Tout a commencé avec le moteur de recherche indexant des millions de données pour satisfaire la curiosité des internautes. En 2002, on dénombrait une cinquantaine de millions d'utilisateurs. Cinq ans plus tard, Google en comptait 544 millions, contre 472 millions pour son concurrent américain, Yahoo!.

Surtout, les fondateurs de Google ont eu l'idée géniale de fournir à leur public des informations gratuites en présentant l'addition à d'autres interlocuteurs : les annonceurs. Ces derniers se cachent discrètement derrière des liens commerciaux affichés sur la page des résultats de recherche. Une astuce qui a donné naissance à un nouveau modèle économique. Des millions d'internautes se sont ainsi habitués à utiliser gratuitement des services fournis par leur marque favorite sur Internet.

Satisfaire les internautes

L'audience de Google n'a cessé de s'élargir, attirant du même coup une masse toujours croissante d'investissements publicitaires, qui constituent encore aujourd'hui plus de 90 % de ses revenus.

Pour continuer à satisfaire leurs fidèles, les ingénieurs de Google ont innové. Après la réponse aux requêtes des internautes, Google a étoffé son offre en lançant en 2002 Google News, une offre d'informations sur l'actualité ; Gmail, sa messagerie par courrier électronique, en 2004. Comme dans La Complainte du progrès, la chanson de Boris Vian, la liste des nouvelles applications s'allonge : les cartes et les plans, les services de traduction, l'édition et le stockage de photos numériques, l'agenda partagé...
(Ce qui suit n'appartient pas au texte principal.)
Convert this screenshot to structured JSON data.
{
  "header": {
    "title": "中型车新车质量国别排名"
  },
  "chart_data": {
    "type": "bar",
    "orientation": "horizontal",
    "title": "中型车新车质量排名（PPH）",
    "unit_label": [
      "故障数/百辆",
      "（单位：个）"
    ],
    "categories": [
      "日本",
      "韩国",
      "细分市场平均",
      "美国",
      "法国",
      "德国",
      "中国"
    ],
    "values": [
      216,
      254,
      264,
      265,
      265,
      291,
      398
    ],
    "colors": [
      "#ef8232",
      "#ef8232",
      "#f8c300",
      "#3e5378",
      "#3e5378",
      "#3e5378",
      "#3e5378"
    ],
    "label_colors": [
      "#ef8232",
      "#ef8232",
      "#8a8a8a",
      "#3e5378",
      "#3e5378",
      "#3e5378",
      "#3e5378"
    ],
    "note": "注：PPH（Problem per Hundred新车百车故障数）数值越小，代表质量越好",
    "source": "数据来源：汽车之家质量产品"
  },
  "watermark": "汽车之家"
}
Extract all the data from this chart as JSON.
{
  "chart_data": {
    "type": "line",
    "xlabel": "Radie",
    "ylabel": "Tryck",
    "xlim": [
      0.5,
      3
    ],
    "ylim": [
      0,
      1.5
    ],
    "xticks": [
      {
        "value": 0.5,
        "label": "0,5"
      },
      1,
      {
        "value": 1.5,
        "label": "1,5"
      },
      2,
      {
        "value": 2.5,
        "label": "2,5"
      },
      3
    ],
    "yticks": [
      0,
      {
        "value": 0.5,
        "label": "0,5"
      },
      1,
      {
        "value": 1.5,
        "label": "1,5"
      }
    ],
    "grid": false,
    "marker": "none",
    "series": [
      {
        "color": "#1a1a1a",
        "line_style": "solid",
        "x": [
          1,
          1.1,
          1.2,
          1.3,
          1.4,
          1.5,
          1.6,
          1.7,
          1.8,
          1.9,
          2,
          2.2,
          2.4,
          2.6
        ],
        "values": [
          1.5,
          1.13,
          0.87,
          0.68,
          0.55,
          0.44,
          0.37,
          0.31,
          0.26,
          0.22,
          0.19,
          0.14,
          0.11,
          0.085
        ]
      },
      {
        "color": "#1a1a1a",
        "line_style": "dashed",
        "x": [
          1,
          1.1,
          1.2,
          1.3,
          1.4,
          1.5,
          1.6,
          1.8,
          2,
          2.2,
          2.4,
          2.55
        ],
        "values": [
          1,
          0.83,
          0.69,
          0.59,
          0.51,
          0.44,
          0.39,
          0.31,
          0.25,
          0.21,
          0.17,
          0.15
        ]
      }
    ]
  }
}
Comme Microsoft, l'ancienne start-up, fondée par les deux étudiants de Stanford, ne compte plus sur ses seules forces. Elle n'hésite pas à puiser dans ses coffres pour s'offrir des entreprises innovantes. En juillet, Google a mis la main pour 625 millions de dollars sur Postini, une société spécialisée dans la sécurité informatique en ligne. En avril, il s'est emparé pour 3,1 milliards de dollars de DoubleClick, la régie publicitaire en ligne. Il a étonné le monde en acquérant il y a un an pour 1,6 milliard de dollars YouTube, la plate-forme d'échange de vidéos lancée par un autre duo de jeunes créateurs.

Un téléphone portable attendu

Insatiable, l'écran de l'ordinateur ne lui suffit plus. L'« ogre » a compris que le téléphone mobile deviendrait une vitrine de choix pour ses services et ceux de ses annonceurs. Certains s'attendent à ce que Google lance dans quelques mois son propre téléphone portable, le Gphone.

Car l'empire Google sait attirer le grand public. Il sait aussi répondre aux besoins des dirigeants d'entreprise. Google Apps, une offre de logiciels a été lancée en 2006. Ses tableurs, traitement de textes, documents partagés, messageries sont même entrés dans le portefeuille de solutions proposées à ses clients par Capgemini, la société française de services informatiques. Google Apps, la suite bureautique, est désormais offerte aux côtés de produits signés SAP, Oracle ou Microsoft, les poids lourds de l'édition de logiciels pour les entreprises.

Google s'est ainsi imposé comme un partenaire stratégique pour des éditeurs de logiciels, des fabricants de terminaux, des opérateurs mobiles tout en continuant de séduire ses clients de toujours, les annonceurs. Car si l'ogre change, il continue d'être la grande régie publicitaire qui sait toucher le consommateur en connaissant toujours davantage ses secrets.